There’s no joy on the foreign policy side. In fleshing out his stand on Iraq, deceptively portrayed as his opposition to the war, he suggested the US should have seized Iraq’s oil. That, he said, would have prevented it from falling into ISIL’s hands. The major Iraqi fields lie in the south, firmly under government control. He didn’t outline how any of that might’ve been done without a large American military presence. His plan for ISIL is ‘secret’ and the generals he has frequently criticised are to give him a decisive plan 30 days into his presidency. There’s been nothing modifying his stance on trade, devastating though it’d be on growth in the American economy. Nor on the positions he has outlined on allies and trade in the Asia–Pacific. No comfort in this for American friends.
Alarmingly, there’s one area where he does have a thought-out position—on Russia. ‘I think I would have a very, very good relationship with Putin. And I think I would have a very, very good relationship with Russia’, Trump said in the debate. He’s thoroughly aware of Putin’s authoritarianism, deceptiveness and violence in his near abroad, his damage to the anti-ISIL operation in Syria, his menace in Europe, and his suppression of domestic opposition. That’s not questioned. Rather, it’s lauded. As US intelligence figures Mike Morell and Mike Vickers, who’ve served both sides of US politics, said in an open letter to him: ‘You said as long as Putin says nice things about you, you will say nice things about him. That is not a standard by which a president should make policy decisions. That should not even enter your calculus. Your only question should be “what is in the best interest of the United States?”.’

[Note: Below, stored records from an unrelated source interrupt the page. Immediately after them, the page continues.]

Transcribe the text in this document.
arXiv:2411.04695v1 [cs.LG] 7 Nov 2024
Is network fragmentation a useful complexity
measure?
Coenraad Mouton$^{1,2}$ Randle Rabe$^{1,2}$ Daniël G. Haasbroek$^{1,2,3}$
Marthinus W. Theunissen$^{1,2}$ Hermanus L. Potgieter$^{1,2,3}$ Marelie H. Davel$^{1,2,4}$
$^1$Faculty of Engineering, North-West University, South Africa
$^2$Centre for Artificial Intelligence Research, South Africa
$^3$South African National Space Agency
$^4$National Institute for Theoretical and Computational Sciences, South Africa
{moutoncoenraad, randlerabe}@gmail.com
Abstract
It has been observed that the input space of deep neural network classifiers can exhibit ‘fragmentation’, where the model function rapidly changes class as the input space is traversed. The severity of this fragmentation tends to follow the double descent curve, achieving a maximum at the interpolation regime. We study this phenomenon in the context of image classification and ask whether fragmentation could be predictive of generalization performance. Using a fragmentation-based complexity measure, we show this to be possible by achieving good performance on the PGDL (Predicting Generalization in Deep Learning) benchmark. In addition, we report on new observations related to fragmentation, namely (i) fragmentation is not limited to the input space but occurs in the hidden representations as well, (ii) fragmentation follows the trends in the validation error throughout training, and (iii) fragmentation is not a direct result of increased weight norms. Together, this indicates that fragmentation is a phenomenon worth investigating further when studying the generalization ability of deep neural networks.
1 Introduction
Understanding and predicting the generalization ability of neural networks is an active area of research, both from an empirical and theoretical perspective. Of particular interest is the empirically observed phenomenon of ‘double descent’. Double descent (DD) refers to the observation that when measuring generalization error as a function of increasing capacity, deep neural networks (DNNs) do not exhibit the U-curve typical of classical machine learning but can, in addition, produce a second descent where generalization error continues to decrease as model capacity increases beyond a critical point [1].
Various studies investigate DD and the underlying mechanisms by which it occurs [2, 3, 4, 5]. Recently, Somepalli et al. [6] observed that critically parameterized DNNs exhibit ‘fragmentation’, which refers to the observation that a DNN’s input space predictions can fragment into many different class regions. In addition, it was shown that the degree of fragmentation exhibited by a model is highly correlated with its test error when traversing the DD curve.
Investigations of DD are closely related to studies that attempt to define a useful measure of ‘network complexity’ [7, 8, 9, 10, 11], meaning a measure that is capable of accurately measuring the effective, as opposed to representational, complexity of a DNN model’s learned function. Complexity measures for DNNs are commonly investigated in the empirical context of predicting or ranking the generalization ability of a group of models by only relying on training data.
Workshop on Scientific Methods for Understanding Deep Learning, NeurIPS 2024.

No serious student of international politics has anything but contempt for the positions he adopts. But that misses the point as far as the election is concerned. Most voters aren’t serious students of those issues. Trump has a very low bar to jump here. He appears to be thinking and learning. Beyond that, little is demanded of him. He’s at least ticking the boxes and, though Clinton leads him on defence and foreign policy, he leads on dealing with terrorism. There’s likely to be a number of terrorist attacks in the US between now and polling day, albeit of the lone wolf variety. Ticking the boxes may be enough.

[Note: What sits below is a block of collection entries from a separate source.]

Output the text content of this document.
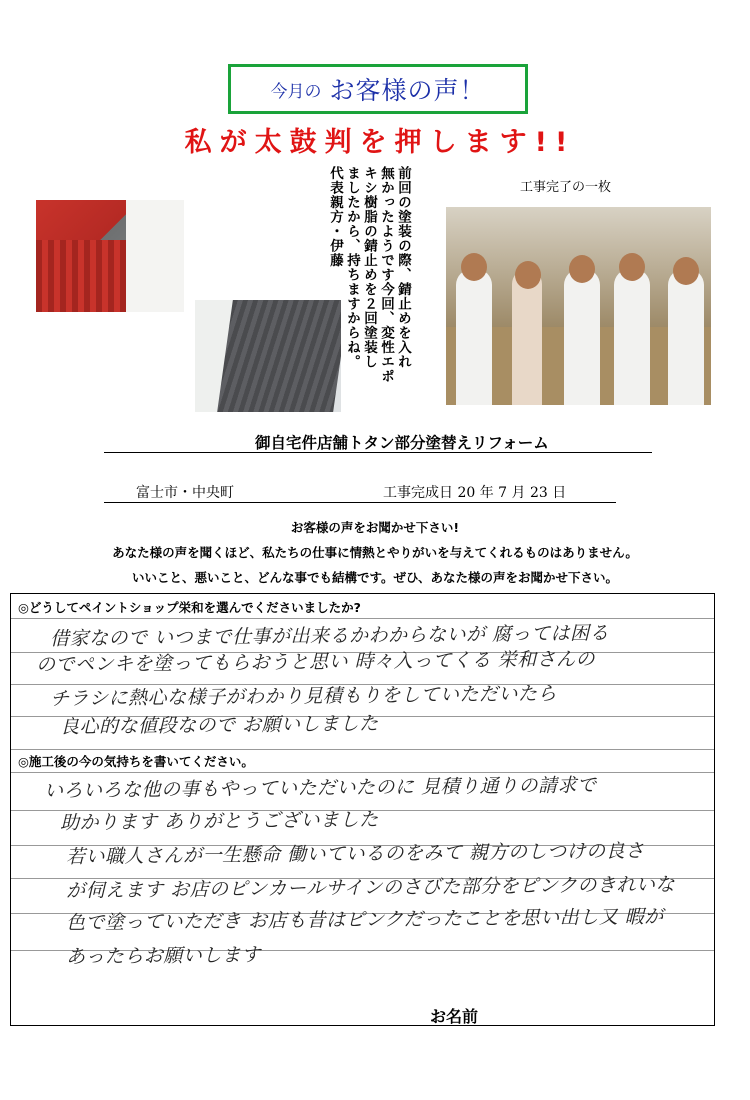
今月の お客様の声！
私が太鼓判を押します!!
前回の塗装の際、錆止めを入れ
無かったようです今回、変性エポ
キシ樹脂の錆止めを２回塗装し
ましたから、持ちますからね。
代表親方・伊藤	工事完了の一枚
御自宅件店舗トタン部分塗替えリフォーム
富士市・中央町	工事完成日 20 年 7 月 23 日
お客様の声をお聞かせ下さい!
あなた様の声を聞くほど、私たちの仕事に情熱とやりがいを与えてくれるものはありません。
いいこと、悪いこと、どんな事でも結構です。ぜひ、あなた様の声をお聞かせ下さい。
◎どうしてペイントショップ栄和を選んでくださいましたか?
借家なので いつまで仕事が出来るかわからないが 腐っては困る
のでペンキを塗ってもらおうと思い 時々入ってくる 栄和さんの
チラシに熱心な様子がわかり見積もりをしていただいたら
良心的な値段なので お願いしました
◎施工後の今の気持ちを書いてください。
いろいろな他の事もやっていただいたのに 見積り通りの請求で
助かります ありがとうございました
若い職人さんが一生懸命 働いているのをみて 親方のしつけの良さ
が伺えます お店のピンカールサインのさびた部分をピンクのきれいな
色で塗っていただき お店も昔はピンクだったことを思い出し又 暇が
あったらお願いします
お名前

But he might have peaked too early. Clinton has a chance and now must put him away in the debates. In addition to her own efforts, she now has an increasingly popular Obama on her side. Not for him, the formal role of an incumbent President in his replacement campaign—an endorsement and not much more. Not for Obama, President Eisenhower’s tepid endorsement of his Vice President Richard Nixon when asked of his achievements, ‘give me a week and I will think of some’. Obama’s popularity is redolent of the old saying, ‘you don’t miss what you’ve got ‘til it’s gone’. He’s spending that political capital on Hillary.